The seqPattern Bioconductor package was used to scan for AWTAA as well as 5’ and 3’ splice sites. For AWTAA, the consensus sequence was used. Position frequency matrices from (Brown et al., 1996) were used with a matching score threshold of 80% for the 5’ and 3’ splice sites.

Differential expression analysis and GO-term enrichment

The edgeR (Robinson et al., 2010) and limma (Ritchie et al., 2015) packages were used to conduct differential expression analyses. Counts were normalized using the weighted trimmed mean of M-values (TMM) method (Robinson and Oshlack, 2010) and transformed using voom (Law et al., 2014) to model the mean-variance relationship prior to linear modeling. Resulting P-values were corrected for multiple testing with the Benjamini-Hochberg method. For gene set enrichment analyses, the gProfileR package was used with the complete set of detected genes as the background universe.
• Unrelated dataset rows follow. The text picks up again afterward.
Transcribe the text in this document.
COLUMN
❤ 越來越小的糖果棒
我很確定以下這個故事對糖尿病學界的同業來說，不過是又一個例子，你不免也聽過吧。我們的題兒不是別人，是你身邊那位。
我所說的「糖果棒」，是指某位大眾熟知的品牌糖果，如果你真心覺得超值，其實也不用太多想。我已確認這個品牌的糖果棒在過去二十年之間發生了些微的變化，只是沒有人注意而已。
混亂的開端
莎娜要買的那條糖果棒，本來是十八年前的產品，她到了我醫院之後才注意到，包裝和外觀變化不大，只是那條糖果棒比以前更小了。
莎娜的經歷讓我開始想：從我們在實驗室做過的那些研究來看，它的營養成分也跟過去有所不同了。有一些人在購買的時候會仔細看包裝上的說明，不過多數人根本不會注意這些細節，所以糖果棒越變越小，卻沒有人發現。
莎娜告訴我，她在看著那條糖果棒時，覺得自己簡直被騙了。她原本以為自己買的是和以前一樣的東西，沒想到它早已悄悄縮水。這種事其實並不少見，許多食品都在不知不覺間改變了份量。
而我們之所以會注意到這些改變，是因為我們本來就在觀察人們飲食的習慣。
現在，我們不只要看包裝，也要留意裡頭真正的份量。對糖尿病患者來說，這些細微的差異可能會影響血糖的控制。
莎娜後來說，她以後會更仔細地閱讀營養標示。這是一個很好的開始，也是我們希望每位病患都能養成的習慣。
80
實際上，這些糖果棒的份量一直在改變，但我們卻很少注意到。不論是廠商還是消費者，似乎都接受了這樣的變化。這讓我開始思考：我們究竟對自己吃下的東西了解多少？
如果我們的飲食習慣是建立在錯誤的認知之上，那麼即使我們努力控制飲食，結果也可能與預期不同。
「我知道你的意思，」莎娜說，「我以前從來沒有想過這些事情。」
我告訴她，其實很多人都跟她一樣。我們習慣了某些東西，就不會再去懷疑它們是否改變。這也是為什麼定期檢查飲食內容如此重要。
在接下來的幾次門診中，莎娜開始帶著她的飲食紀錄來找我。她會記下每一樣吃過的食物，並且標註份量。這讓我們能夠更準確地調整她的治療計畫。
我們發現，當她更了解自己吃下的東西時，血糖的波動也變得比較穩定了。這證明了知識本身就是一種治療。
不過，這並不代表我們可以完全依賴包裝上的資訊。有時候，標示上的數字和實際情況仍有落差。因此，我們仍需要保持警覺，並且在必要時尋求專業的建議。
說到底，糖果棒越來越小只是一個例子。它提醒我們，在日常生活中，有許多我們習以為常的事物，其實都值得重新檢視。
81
Support of PROMPTs by nascent RNA sequencing

Average signal of 5’ GRO-cap (Hetzel et al., 2016), as well as GRO-seq from two labs (Hetzel et al., 2016; Liu et al., 2018), was calculated across the genome-wide PROMPT regions, defined as the −400 bp antisense stretches from TAIR10 annotated TSSs. Support of exosome-sensitive PROMPT regions by nascent sequencings was considered upon showing 2-fold the average genome-wide signal.

De novo reconstruction of antisense transcripts

To assemble de novo transcripts from RNA-seq data, Cufflinks v2.2.1 (Roberts et al., 2011) was used with default parameters, with the TAIR10 general feature format (GFF) annotation provided as a guide (option -g). Cuffcompare was applied to compare the set of de novo transcripts across genotypes. De novo transcripts overlapping a reference exon or intron but on the opposite strand (codes s and x, respectively), and associated with an RNA-seq up-regulated gene on the reverse strand were selected for assessing the length and splicing of exosome-sensitive transcripts.